Friday , August 19 2022

Contact lenses act like a sick eye sauce


Contact lenses like eye dressing: It is a discovery to cure eye lesions. Developed by Australian researchers, this lens has cells from the donor's eye tissue that can treat the surface of the eyes of those who use it.

Cells from donor and human larynx

Researchers at the Queensland Eye Institute use cells called mesenchymal cells (L-MSC) from a third party. These cells are placed across the eye using a special type of contact lens called the scleral lens. In terms of donor cell harvesting, Professor and author of the study, Damian Harkin, states that these are "easily accessible from tissues that are usually erased after systematic corneal transplants".

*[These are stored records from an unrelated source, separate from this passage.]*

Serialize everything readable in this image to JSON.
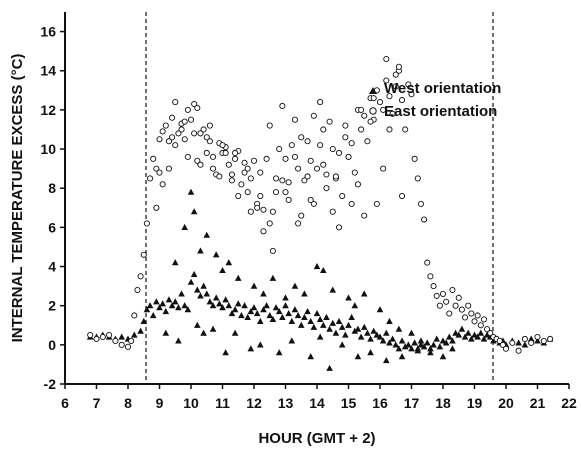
{
  "chart_data": {
    "type": "scatter",
    "title": "",
    "xlabel": "HOUR (GMT + 2)",
    "ylabel": "INTERNAL TEMPERATURE EXCESS (°C)",
    "xlim": [
      6,
      22
    ],
    "ylim": [
      -2,
      17
    ],
    "xticks": [
      "6",
      "7",
      "8",
      "9",
      "10",
      "11",
      "12",
      "13",
      "14",
      "15",
      "16",
      "17",
      "18",
      "19",
      "20",
      "21",
      "22"
    ],
    "yticks": [
      "-2",
      "0",
      "2",
      "4",
      "6",
      "8",
      "10",
      "12",
      "14",
      "16"
    ],
    "grid": false,
    "legend_position": "top-right",
    "reference_lines_x": [
      8.5,
      19.5
    ],
    "series": [
      {
        "name": "West orientation",
        "marker": "filled-triangle",
        "color": "#111111",
        "x": [
          6.8,
          7.0,
          7.2,
          7.4,
          7.6,
          7.8,
          8.0,
          8.2,
          8.4,
          8.5,
          8.6,
          8.7,
          8.8,
          8.9,
          9.0,
          9.1,
          9.2,
          9.3,
          9.4,
          9.5,
          9.6,
          9.7,
          9.8,
          9.9,
          10.0,
          10.1,
          10.2,
          10.3,
          10.4,
          10.5,
          10.6,
          10.7,
          10.8,
          10.9,
          11.0,
          11.1,
          11.2,
          11.3,
          11.4,
          11.5,
          11.6,
          11.7,
          11.8,
          11.9,
          12.0,
          12.1,
          12.2,
          12.3,
          12.4,
          12.5,
          12.6,
          12.7,
          12.8,
          12.9,
          13.0,
          13.1,
          13.2,
          13.3,
          13.4,
          13.5,
          13.6,
          13.7,
          13.8,
          13.9,
          14.0,
          14.1,
          14.2,
          14.3,
          14.4,
          14.5,
          14.6,
          14.7,
          14.8,
          14.9,
          15.0,
          15.1,
          15.2,
          15.3,
          15.4,
          15.5,
          15.6,
          15.7,
          15.8,
          15.9,
          16.0,
          16.1,
          16.2,
          16.3,
          16.4,
          16.5,
          16.6,
          16.7,
          16.8,
          16.9,
          17.0,
          17.1,
          17.2,
          17.3,
          17.4,
          17.5,
          17.6,
          17.7,
          17.8,
          17.9,
          18.0,
          18.1,
          18.2,
          18.3,
          18.4,
          18.5,
          18.6,
          18.7,
          18.8,
          18.9,
          19.0,
          19.1,
          19.2,
          19.3,
          19.4,
          19.5,
          19.6,
          19.7,
          19.8,
          19.9,
          20.0,
          20.2,
          20.4,
          20.6,
          20.8,
          21.0,
          21.2,
          21.4,
          9.5,
          9.8,
          10.0,
          10.1,
          10.3,
          10.5,
          10.8,
          11.0,
          11.2,
          11.5,
          12.0,
          12.3,
          12.6,
          13.0,
          13.3,
          13.6,
          14.0,
          14.2,
          14.5,
          15.0,
          15.2,
          15.5,
          16.0,
          16.3,
          16.6,
          17.0,
          17.3,
          17.6,
          18.0,
          18.3,
          9.2,
          9.6,
          10.2,
          10.4,
          10.7,
          11.1,
          11.4,
          11.9,
          12.2,
          12.8,
          13.2,
          13.8,
          14.1,
          14.4,
          14.8,
          15.3,
          15.7,
          16.2,
          16.7,
          17.2
        ],
        "y": [
          0.4,
          0.4,
          0.5,
          0.4,
          0.3,
          0.4,
          0.3,
          0.5,
          0.7,
          1.2,
          1.8,
          2.0,
          1.5,
          2.2,
          1.9,
          2.1,
          1.7,
          2.3,
          2.0,
          2.2,
          1.9,
          2.6,
          2.0,
          1.8,
          3.2,
          3.6,
          2.8,
          2.5,
          3.0,
          2.6,
          2.2,
          2.0,
          2.4,
          2.1,
          1.9,
          2.3,
          2.0,
          1.6,
          1.8,
          2.1,
          1.5,
          2.0,
          1.4,
          1.7,
          1.9,
          1.6,
          1.2,
          1.8,
          2.0,
          1.5,
          1.3,
          1.9,
          1.7,
          1.4,
          2.0,
          1.6,
          1.2,
          1.8,
          1.5,
          1.0,
          1.4,
          1.7,
          1.2,
          0.9,
          1.6,
          1.3,
          1.0,
          1.4,
          0.8,
          1.1,
          0.6,
          1.2,
          0.9,
          0.5,
          1.0,
          1.4,
          0.7,
          0.8,
          0.4,
          0.9,
          0.6,
          0.3,
          0.7,
          0.5,
          0.4,
          0.2,
          0.6,
          0.1,
          0.3,
          0.0,
          -0.2,
          0.2,
          -0.1,
          0.0,
          -0.2,
          0.1,
          -0.3,
          0.0,
          -0.1,
          0.1,
          -0.2,
          0.0,
          0.3,
          -0.1,
          0.2,
          0.1,
          0.4,
          0.2,
          0.6,
          0.5,
          0.8,
          0.4,
          0.6,
          0.3,
          0.5,
          0.4,
          0.6,
          0.3,
          0.5,
          0.4,
          0.2,
          0.3,
          0.1,
          0.2,
          0.0,
          0.2,
          0.1,
          0.0,
          0.3,
          0.2,
          0.1,
          0.3,
          4.2,
          6.0,
          7.8,
          6.8,
          4.8,
          5.6,
          4.6,
          3.8,
          4.2,
          3.4,
          3.0,
          2.6,
          3.4,
          2.4,
          3.0,
          2.6,
          4.0,
          3.8,
          2.8,
          2.4,
          2.0,
          2.6,
          1.8,
          1.2,
          0.8,
          0.6,
          0.2,
          -0.4,
          -0.6,
          -0.2,
          0.6,
          0.2,
          1.0,
          0.6,
          0.8,
          -0.4,
          0.6,
          -0.2,
          0.0,
          -0.4,
          0.2,
          -0.6,
          0.4,
          -1.2,
          0.0,
          -0.6,
          -0.4,
          -0.8,
          -0.6,
          -0.2
        ]
      },
      {
        "name": "East orientation",
        "marker": "open-circle",
        "color": "#111111",
        "x": [
          6.8,
          7.0,
          7.2,
          7.4,
          7.6,
          7.8,
          8.0,
          8.1,
          8.2,
          8.3,
          8.4,
          8.5,
          8.6,
          8.7,
          8.8,
          8.9,
          9.0,
          9.1,
          9.2,
          9.3,
          9.4,
          9.5,
          9.6,
          9.7,
          9.8,
          9.9,
          10.0,
          10.1,
          10.2,
          10.3,
          10.4,
          10.5,
          10.6,
          10.7,
          10.8,
          10.9,
          11.0,
          11.1,
          11.2,
          11.3,
          11.4,
          11.5,
          11.6,
          11.7,
          11.8,
          11.9,
          12.0,
          12.1,
          12.2,
          12.3,
          12.4,
          12.5,
          12.6,
          12.7,
          12.8,
          12.9,
          13.0,
          13.1,
          13.2,
          13.3,
          13.4,
          13.5,
          13.6,
          13.7,
          13.8,
          13.9,
          14.0,
          14.1,
          14.2,
          14.3,
          14.4,
          14.5,
          14.6,
          14.7,
          14.8,
          14.9,
          15.0,
          15.1,
          15.2,
          15.3,
          15.4,
          15.5,
          15.6,
          15.7,
          15.8,
          15.9,
          16.0,
          16.1,
          16.2,
          16.3,
          16.4,
          16.5,
          16.6,
          16.7,
          16.8,
          16.9,
          17.0,
          17.1,
          17.2,
          17.3,
          17.4,
          17.5,
          17.6,
          17.7,
          17.8,
          17.9,
          18.0,
          18.1,
          18.2,
          18.3,
          18.4,
          18.5,
          18.6,
          18.7,
          18.8,
          18.9,
          19.0,
          19.1,
          19.2,
          19.3,
          19.4,
          19.5,
          19.6,
          19.7,
          19.8,
          19.9,
          20.0,
          20.2,
          20.4,
          20.6,
          20.8,
          21.0,
          21.2,
          21.4,
          8.9,
          9.1,
          9.3,
          9.5,
          9.7,
          9.9,
          10.1,
          10.3,
          10.5,
          10.7,
          10.9,
          11.1,
          11.3,
          11.5,
          11.7,
          11.9,
          12.1,
          12.3,
          12.5,
          12.7,
          12.9,
          13.1,
          13.3,
          13.5,
          13.7,
          13.9,
          14.1,
          14.3,
          14.5,
          14.7,
          14.9,
          15.1,
          15.3,
          15.5,
          15.7,
          15.9,
          16.1,
          16.3,
          16.5,
          16.7,
          9.0,
          9.4,
          9.8,
          10.2,
          10.6,
          11.0,
          11.4,
          11.8,
          12.2,
          12.6,
          13.0,
          13.4,
          13.8,
          14.2,
          14.6,
          15.0,
          15.4,
          15.8,
          16.2,
          16.6
        ],
        "y": [
          0.5,
          0.3,
          0.4,
          0.5,
          0.2,
          0.0,
          -0.1,
          0.2,
          1.5,
          2.8,
          3.5,
          4.6,
          6.2,
          8.5,
          9.5,
          9.0,
          10.5,
          10.9,
          11.2,
          10.4,
          11.6,
          12.4,
          10.8,
          11.3,
          10.5,
          12.0,
          11.5,
          12.3,
          9.4,
          10.8,
          11.0,
          9.8,
          10.4,
          9.6,
          8.7,
          10.3,
          9.8,
          10.1,
          9.2,
          8.7,
          9.5,
          9.9,
          8.2,
          9.3,
          7.8,
          8.5,
          9.4,
          7.2,
          8.8,
          6.9,
          9.5,
          11.2,
          4.8,
          8.5,
          10.0,
          12.2,
          9.5,
          8.3,
          10.2,
          11.5,
          9.0,
          10.6,
          8.4,
          10.4,
          9.4,
          11.7,
          9.0,
          12.4,
          11.0,
          8.7,
          11.4,
          10.0,
          8.5,
          9.8,
          7.6,
          11.2,
          9.6,
          10.3,
          8.8,
          12.0,
          11.0,
          11.7,
          10.4,
          12.6,
          11.5,
          13.0,
          12.4,
          12.0,
          13.5,
          12.7,
          11.8,
          13.2,
          14.0,
          12.5,
          11.0,
          13.3,
          12.8,
          9.5,
          8.5,
          7.2,
          6.4,
          4.2,
          3.5,
          3.0,
          2.5,
          2.0,
          2.6,
          2.2,
          1.6,
          2.8,
          2.0,
          2.4,
          1.8,
          1.4,
          2.0,
          1.6,
          1.2,
          1.5,
          1.0,
          1.3,
          0.8,
          0.6,
          0.4,
          0.3,
          0.2,
          0.0,
          -0.2,
          0.1,
          -0.3,
          0.3,
          0.1,
          0.4,
          0.2,
          0.3,
          7.0,
          8.2,
          9.0,
          10.2,
          11.0,
          9.6,
          10.8,
          9.2,
          10.6,
          9.0,
          8.6,
          9.8,
          8.4,
          7.6,
          8.8,
          6.8,
          7.0,
          5.8,
          6.2,
          7.8,
          8.4,
          7.4,
          9.6,
          6.6,
          8.6,
          7.2,
          10.2,
          8.0,
          6.8,
          6.0,
          10.6,
          7.2,
          8.2,
          6.6,
          11.4,
          7.2,
          9.0,
          11.0,
          13.8,
          7.6,
          8.8,
          10.6,
          11.4,
          12.1,
          11.2,
          10.2,
          9.8,
          9.0,
          7.6,
          6.8,
          7.8,
          6.2,
          7.4,
          9.2,
          8.6,
          9.6,
          12.0,
          12.6,
          14.6,
          14.2
        ]
      }
    ]
  }
}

The lens will also consist of the amniotic membrane taken directly from the human placenta. It helps fight inflammation and promote healing. "Based on preliminary data, we believe donor cells release a variety of wound healing factors that promote correction of the eye's surface," says Damian Harkin.

Lenses with therapeutic properties

"This therapeutic lens will treat patients with" chronic conditions such as corneal ulcers and persistent internal impairments that have not responded to conventional therapies, "said Damien Harkin. In addition, the new treatment may be able to treat acute ocular lesions resulting from exposure to caustic chemicals, hot liquids, or excessive heat.

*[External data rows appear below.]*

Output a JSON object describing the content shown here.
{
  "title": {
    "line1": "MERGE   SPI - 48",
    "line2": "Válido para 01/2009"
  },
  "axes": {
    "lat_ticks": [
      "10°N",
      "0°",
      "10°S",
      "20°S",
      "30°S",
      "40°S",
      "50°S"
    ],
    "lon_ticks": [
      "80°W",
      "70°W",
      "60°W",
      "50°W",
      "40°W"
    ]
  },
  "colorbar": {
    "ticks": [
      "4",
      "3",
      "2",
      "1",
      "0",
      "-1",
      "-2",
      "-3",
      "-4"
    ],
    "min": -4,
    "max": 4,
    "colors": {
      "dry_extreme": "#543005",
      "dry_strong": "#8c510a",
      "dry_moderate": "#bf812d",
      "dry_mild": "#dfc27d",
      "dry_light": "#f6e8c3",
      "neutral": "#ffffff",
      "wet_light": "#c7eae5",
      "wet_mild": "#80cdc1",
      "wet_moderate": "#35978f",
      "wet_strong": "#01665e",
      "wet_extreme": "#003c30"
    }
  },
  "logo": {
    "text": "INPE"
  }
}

The problem, at present, lies in the amniotic membrane in which there are varying characteristics and are between donor tissue samples. This membrane is now imported from New Zealand, which delays treatment and increases its cost. "We suggest that a well-characterized bank tested for L-MSC donor cells will be a more reliable and cost-effective source of growth factors to repair the eye quickly," says Harkin.

Discovery to clinically confirm

Meanwhile, this lens is not commercialized. Clinical trials should be carried out to confirm its therapeutic merits and make it available to patients. However, Professor Damien Harkin is confident and hopes that this treatment will be available to patients in the coming years.